Part of the problem is that so many preachers and pastors claim that they neither possess nor desire power. They see themselves as servant-leaders and innocent of any inappropriate desire.
Billy Graham, the late American evangelist, knew otherwise. Blue-eyed, blond, and magnetic, he was blessed with a strong sense of his own fallibility. He understood how easy it is to be seduced by one’s own charisma, and, for this reason, was always extremely circumspect in his relationships with women.
We put a lot of emphasis on safeguarding at the moment, and for good reason. But we should surely also attend much more to the issue of power. Ministers of religion, after all, become personalities, persuaders, and, in many circumstances, politicians.
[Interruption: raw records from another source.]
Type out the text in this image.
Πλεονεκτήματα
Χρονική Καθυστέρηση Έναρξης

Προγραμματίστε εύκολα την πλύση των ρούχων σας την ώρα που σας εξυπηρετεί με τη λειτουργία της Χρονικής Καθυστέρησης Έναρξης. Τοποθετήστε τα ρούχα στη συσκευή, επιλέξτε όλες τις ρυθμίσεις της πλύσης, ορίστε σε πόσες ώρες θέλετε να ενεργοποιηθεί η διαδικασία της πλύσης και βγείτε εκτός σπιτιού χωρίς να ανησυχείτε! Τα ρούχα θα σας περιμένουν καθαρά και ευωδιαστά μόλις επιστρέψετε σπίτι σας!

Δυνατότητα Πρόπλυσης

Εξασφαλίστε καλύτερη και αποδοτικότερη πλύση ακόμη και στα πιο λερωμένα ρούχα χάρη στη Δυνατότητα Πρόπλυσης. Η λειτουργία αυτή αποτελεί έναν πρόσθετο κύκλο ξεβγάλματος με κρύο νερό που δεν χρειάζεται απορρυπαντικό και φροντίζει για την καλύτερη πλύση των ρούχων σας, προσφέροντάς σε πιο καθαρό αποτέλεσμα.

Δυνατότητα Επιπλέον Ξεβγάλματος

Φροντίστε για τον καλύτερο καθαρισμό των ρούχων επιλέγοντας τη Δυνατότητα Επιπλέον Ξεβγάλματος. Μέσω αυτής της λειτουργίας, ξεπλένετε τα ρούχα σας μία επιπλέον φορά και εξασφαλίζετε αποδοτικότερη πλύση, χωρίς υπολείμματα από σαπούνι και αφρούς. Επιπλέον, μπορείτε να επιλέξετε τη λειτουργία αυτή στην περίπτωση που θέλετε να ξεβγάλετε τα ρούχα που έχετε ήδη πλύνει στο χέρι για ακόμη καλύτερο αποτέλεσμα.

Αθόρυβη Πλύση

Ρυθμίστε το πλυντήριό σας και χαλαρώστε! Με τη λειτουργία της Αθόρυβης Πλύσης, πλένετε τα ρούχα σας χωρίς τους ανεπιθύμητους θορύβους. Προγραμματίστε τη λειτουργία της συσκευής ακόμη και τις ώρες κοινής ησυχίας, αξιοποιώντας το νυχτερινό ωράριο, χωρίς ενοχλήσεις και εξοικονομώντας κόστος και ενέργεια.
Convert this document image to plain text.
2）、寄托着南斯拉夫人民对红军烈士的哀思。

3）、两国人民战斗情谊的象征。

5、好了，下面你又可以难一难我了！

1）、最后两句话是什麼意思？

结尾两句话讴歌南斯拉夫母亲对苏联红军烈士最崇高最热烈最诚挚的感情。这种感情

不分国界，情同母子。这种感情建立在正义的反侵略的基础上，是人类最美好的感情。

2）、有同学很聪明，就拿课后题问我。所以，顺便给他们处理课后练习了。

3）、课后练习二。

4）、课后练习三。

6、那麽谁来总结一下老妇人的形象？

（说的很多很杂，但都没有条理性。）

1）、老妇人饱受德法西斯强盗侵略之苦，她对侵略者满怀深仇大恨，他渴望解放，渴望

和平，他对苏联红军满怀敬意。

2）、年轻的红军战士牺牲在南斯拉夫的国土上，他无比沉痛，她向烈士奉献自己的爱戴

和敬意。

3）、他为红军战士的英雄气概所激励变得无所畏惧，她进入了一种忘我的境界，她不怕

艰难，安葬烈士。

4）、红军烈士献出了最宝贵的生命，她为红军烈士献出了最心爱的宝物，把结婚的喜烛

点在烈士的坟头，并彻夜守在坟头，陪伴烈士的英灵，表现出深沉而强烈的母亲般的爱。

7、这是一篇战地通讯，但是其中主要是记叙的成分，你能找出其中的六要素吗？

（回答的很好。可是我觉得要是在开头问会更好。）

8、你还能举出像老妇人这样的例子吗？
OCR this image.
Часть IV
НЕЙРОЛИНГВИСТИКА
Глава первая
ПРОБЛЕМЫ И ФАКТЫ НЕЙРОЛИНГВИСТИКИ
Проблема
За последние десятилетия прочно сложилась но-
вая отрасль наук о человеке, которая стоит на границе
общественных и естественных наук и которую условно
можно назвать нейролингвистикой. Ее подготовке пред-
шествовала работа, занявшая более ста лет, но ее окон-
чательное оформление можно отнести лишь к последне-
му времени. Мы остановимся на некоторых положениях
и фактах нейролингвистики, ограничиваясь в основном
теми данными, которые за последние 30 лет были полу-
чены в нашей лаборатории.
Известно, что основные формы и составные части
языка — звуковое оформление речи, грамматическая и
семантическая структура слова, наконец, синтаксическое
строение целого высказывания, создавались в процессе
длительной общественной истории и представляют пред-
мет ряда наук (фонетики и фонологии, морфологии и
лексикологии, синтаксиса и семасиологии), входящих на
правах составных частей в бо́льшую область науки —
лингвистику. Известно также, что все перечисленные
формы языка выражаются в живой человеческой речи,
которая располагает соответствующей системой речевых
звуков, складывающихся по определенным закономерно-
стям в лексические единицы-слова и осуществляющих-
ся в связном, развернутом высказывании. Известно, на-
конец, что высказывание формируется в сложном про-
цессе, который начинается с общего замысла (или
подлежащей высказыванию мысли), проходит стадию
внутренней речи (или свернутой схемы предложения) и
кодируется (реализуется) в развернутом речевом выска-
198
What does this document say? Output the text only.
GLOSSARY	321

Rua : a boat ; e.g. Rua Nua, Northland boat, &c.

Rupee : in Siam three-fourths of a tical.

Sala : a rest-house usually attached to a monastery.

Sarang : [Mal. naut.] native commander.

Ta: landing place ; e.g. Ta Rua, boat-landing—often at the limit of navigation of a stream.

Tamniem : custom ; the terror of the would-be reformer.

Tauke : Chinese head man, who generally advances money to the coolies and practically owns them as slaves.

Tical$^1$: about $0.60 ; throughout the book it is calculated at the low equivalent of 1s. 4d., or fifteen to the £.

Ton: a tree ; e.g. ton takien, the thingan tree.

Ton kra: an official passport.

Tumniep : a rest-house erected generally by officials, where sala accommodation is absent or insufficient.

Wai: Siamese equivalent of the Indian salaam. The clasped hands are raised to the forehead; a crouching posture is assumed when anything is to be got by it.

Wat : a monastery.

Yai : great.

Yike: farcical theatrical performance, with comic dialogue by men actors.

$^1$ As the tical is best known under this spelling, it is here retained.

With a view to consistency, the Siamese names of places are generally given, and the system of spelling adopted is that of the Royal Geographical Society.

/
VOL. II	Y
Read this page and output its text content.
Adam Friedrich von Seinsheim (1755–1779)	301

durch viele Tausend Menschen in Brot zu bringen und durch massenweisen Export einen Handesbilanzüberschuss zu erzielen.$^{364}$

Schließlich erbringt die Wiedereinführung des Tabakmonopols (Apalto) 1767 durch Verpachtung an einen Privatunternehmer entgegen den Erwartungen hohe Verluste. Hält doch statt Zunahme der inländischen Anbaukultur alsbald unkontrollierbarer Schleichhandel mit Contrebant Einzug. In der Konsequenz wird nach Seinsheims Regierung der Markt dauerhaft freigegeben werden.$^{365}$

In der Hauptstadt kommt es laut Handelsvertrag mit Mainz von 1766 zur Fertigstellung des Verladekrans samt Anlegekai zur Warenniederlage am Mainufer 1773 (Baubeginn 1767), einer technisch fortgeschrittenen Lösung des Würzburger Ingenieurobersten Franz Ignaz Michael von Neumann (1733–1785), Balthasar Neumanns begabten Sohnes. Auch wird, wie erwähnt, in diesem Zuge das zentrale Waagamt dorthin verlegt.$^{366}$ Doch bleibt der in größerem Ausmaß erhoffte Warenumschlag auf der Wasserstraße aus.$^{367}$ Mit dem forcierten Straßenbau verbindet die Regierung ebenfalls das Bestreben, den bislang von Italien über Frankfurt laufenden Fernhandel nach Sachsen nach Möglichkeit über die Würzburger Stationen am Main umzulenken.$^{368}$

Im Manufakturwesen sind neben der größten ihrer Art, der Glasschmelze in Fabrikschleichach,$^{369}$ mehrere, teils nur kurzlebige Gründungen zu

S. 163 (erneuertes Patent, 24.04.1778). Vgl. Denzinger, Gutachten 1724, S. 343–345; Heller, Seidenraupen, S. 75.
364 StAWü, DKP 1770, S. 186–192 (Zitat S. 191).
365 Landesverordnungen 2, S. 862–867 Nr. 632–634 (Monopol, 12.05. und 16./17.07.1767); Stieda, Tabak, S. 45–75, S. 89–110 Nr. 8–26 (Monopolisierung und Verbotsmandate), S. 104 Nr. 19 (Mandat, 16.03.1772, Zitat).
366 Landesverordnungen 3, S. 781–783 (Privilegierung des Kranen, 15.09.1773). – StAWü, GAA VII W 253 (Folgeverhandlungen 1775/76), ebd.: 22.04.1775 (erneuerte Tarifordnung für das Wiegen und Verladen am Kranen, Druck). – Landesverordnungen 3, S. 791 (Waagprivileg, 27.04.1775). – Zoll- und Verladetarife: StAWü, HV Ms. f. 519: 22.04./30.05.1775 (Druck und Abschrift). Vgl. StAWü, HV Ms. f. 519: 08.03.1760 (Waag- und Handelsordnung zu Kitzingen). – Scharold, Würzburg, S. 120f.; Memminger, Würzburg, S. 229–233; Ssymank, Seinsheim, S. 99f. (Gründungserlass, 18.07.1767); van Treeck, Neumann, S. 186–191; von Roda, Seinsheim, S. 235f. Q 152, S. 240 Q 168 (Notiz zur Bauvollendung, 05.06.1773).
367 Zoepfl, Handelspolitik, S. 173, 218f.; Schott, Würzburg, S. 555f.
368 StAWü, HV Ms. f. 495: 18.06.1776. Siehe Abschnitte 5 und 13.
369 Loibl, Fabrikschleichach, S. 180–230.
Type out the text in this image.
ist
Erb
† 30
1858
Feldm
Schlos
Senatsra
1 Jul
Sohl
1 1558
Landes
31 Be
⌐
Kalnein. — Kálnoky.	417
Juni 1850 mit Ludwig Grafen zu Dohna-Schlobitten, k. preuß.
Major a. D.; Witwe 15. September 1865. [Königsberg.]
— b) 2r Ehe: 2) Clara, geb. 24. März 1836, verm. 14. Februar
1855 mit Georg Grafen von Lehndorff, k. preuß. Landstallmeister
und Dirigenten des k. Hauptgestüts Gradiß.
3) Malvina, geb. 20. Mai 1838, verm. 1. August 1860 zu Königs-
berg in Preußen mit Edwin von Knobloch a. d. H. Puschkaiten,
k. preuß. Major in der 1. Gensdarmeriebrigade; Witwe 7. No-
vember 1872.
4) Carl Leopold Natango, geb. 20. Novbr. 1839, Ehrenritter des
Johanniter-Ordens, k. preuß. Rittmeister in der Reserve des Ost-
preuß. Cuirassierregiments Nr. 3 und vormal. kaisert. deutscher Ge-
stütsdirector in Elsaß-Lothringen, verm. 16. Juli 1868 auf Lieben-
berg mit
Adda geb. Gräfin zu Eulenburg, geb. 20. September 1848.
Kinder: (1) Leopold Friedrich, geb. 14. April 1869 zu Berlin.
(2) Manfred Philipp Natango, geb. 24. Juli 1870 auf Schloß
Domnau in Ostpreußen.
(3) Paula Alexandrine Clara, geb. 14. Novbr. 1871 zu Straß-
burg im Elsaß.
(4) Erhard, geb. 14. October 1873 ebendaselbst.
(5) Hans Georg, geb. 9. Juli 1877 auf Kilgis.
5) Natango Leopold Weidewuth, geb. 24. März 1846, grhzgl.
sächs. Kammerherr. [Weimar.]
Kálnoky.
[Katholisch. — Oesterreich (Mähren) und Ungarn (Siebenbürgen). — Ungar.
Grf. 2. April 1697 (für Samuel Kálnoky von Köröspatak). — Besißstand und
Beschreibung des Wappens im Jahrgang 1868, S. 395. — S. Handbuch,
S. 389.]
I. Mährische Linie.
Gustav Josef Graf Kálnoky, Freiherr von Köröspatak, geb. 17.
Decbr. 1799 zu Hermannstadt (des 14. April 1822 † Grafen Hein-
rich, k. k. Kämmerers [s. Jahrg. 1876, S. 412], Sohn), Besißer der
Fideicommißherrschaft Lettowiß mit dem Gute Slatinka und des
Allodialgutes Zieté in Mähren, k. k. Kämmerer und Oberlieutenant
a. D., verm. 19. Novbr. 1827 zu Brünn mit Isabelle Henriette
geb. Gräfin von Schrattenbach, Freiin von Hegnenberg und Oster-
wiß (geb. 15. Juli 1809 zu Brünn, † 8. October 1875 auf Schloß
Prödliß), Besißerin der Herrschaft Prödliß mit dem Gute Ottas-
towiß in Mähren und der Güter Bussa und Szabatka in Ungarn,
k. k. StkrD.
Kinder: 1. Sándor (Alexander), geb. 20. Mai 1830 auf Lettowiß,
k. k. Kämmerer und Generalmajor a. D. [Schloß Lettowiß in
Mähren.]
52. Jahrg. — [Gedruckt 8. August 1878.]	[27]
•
The power that they exercise opens up vulnerabilities in others, at the same time as making the ministers themselves vulnerable to desires of their own, of which they might not be aware.
I have been involved in both residential and non-residential ministerial training, and I cannot remember any real attempt to encourage self-awareness about this kind of power. Instead, there was the assumption that “power” was generally a bad and oppressive thing, unless it was from the Holy Spirit, when it was divine. This split in thinking is theologically unintelligible, but also dangerous. Some, at least, of those who are survivors of abuse are victims of the Church’s failure to understand the aphrodisiac effects of power.